The Néw York Times editorial board gave its opinion of what the next mayor must do about education, and its opinion is woefully uninformed by contact with the real world of students, teachers, principals, and parents.

Bear in mind that only 22% of NYC voters want more of the Bloomberg school reform style.

The Times thinks he might have listened a bit more to parents, although it was a central tenet of the mayor’s rule never to listen to parents.

The Times looks forward to the installation of the new, harder, more rigorous Common Core, while acknowledging that most students now are not graduating “college ready.” No need to explain or even consider how more students will succeed as tests get harder.
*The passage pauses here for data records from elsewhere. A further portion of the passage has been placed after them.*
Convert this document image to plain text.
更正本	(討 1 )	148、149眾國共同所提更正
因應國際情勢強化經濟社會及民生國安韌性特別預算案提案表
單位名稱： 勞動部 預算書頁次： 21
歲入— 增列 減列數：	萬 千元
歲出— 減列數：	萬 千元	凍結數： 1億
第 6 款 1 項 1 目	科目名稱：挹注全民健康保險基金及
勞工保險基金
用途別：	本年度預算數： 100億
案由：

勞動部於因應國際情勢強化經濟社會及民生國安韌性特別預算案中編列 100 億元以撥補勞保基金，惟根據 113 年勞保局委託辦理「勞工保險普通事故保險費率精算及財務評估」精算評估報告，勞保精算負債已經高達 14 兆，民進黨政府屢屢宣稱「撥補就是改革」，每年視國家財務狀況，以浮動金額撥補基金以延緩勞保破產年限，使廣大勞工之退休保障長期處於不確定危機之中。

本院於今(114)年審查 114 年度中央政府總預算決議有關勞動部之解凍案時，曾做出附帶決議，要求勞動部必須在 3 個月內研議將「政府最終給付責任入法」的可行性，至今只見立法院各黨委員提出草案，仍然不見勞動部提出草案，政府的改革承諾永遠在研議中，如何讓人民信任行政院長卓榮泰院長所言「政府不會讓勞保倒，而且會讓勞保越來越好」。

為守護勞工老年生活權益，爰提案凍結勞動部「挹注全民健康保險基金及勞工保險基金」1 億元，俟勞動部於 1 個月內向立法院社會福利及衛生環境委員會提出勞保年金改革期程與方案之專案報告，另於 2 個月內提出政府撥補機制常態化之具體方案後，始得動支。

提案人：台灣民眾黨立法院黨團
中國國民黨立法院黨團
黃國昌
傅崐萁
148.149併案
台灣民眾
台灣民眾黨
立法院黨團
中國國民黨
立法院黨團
The Times notes the mayor’s rush to close down many schools, and thinks most of those schools deserved to die. It brazenly compares the low graduation rate at a school marked for closure, from which students and teachers have fled, to a brand-new, well-resourced small school.

The Times notes the controversy over co-location of charters into public schools, which some call “education apartheid,” and the Times thinks this is a problem only in a few “extreme” cases. The Times gives no thought to the consequence of having two public-funded school systems, one of which is free to kick out slow learners and behavioral problems while excluding children with high needs.

The best thing about the editorial is the comments that follow, most of which attempt to inject a smidgen of reality into the Times’ world.